Britain’s recession has officially ended—by the narrowest possible statistical margin. The economy grew by just 0.1 percent in the three months to December.

It technically ends 18 months of falling output. Yet overall the British economy has shrunk by 6 percent over this time. This is the worst recession since the Second World War.

Workers have paid a horrible price for the recent “growth”.

Some 2.46 million are unemployed. Many other workers have seen their pay cut or their pension shelved.

More are stuck in part-time, low paid jobs because no others are available.

One million young people are on the scrapheap before they’ve even had a chance to work.

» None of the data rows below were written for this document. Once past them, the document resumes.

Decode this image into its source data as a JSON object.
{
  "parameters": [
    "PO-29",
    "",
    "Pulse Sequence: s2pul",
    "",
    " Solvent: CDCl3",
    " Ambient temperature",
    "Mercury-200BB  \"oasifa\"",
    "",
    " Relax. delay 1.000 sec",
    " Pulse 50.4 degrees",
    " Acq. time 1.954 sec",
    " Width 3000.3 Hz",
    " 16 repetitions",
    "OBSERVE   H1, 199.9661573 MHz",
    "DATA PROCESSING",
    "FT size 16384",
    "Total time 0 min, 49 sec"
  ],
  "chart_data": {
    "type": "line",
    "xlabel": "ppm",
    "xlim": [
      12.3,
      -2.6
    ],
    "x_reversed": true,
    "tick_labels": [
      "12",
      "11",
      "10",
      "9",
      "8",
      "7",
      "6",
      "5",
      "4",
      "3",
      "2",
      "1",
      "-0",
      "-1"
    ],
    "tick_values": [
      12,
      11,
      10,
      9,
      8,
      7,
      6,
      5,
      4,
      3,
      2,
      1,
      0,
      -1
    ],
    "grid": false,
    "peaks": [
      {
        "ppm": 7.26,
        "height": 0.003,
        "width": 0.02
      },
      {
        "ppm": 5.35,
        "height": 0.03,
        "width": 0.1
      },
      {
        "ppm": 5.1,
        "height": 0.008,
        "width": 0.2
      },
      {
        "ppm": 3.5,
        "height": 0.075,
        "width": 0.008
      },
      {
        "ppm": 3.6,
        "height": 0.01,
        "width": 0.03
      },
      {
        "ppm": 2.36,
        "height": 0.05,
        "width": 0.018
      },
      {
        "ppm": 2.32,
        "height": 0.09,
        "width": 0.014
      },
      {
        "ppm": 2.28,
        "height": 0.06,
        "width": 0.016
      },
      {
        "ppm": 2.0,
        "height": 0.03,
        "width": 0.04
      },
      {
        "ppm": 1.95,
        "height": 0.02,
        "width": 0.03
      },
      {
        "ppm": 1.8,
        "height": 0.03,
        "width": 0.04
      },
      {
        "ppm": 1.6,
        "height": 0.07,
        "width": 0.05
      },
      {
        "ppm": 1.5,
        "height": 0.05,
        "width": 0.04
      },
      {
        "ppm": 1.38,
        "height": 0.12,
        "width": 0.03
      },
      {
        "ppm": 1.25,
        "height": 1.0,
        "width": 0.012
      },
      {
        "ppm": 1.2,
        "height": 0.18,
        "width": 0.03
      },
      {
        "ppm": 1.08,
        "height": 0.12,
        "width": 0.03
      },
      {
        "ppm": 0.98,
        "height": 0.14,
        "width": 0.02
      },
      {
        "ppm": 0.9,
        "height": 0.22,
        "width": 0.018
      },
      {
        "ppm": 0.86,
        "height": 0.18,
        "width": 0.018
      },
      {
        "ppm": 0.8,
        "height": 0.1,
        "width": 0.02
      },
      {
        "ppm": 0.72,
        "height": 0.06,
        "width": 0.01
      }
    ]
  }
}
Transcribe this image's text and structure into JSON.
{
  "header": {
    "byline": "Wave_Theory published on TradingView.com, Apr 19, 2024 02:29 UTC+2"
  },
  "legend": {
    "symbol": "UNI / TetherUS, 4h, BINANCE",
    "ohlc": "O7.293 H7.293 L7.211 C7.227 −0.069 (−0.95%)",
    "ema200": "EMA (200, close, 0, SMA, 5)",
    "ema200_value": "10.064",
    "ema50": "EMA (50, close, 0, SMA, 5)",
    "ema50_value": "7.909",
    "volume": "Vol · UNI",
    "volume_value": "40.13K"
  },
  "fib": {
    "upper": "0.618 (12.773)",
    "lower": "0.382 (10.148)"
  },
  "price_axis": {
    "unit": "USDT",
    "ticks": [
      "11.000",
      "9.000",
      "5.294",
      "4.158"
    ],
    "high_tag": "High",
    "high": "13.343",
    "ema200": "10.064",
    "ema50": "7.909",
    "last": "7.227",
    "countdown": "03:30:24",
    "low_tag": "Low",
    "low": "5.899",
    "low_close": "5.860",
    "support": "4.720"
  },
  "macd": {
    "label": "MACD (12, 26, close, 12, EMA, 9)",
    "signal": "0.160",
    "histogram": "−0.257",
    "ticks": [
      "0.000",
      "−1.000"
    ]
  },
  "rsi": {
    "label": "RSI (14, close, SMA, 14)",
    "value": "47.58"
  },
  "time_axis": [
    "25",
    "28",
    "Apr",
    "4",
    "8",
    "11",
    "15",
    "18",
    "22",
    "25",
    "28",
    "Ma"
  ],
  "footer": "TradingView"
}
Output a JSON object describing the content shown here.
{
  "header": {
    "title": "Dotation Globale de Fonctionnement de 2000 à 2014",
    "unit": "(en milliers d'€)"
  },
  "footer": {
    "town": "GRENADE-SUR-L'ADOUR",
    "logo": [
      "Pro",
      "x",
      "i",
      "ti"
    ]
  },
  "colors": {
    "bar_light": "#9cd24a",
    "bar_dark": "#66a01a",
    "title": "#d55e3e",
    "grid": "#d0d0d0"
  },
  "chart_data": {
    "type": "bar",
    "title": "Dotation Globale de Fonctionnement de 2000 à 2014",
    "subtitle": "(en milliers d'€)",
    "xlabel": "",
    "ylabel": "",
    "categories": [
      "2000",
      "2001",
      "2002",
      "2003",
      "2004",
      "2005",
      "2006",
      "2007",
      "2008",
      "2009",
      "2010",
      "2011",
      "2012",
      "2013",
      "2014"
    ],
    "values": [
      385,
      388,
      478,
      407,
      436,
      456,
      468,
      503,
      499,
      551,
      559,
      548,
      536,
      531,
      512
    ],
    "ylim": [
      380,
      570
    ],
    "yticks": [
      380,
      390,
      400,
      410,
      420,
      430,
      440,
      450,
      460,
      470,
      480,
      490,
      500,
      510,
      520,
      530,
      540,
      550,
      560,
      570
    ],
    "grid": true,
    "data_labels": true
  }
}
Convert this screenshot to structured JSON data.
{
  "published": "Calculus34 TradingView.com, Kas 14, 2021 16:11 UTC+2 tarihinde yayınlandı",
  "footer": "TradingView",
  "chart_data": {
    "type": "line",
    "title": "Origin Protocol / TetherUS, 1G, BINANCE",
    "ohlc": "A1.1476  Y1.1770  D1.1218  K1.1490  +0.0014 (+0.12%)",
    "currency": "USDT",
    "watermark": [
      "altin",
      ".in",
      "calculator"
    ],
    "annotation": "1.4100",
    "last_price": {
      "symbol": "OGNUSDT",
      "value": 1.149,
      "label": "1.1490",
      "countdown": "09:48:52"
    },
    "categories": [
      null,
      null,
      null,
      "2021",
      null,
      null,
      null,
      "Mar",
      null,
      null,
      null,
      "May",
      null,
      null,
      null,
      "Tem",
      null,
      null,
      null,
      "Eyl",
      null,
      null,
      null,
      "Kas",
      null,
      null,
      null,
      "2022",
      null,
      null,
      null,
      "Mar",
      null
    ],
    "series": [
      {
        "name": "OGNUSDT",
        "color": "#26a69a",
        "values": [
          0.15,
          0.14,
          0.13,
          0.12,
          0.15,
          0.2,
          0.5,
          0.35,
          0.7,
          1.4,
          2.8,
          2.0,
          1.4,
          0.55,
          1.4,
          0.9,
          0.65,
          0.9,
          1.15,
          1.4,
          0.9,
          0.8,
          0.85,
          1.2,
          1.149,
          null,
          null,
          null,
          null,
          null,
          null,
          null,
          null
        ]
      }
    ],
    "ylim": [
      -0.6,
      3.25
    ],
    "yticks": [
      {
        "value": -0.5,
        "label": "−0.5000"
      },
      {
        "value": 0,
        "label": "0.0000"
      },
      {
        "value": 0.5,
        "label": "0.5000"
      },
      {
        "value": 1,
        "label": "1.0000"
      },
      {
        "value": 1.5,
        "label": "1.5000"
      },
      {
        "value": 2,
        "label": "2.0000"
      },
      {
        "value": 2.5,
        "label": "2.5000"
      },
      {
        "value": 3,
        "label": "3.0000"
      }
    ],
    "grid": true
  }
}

The recession isn’t over for these people. Nor is it over for everyone who will suffer from huge cuts in public services that will have an impact for years to come.

Every indicator points to, at best, a weak “recovery”—with continuing pain for workers.

Temporary measures like the “car scrappage” scheme lie behind some of the economic growth. These measures have either been withdrawn or will be soon.

The other source of growth was government spending, which is set to be sharply reduced.

Bosses plan to carry on squeezing workers. They hope that the good times will return for them.

Our side needs to fight to make sure we don’t pay for the recession—or the “recovery”.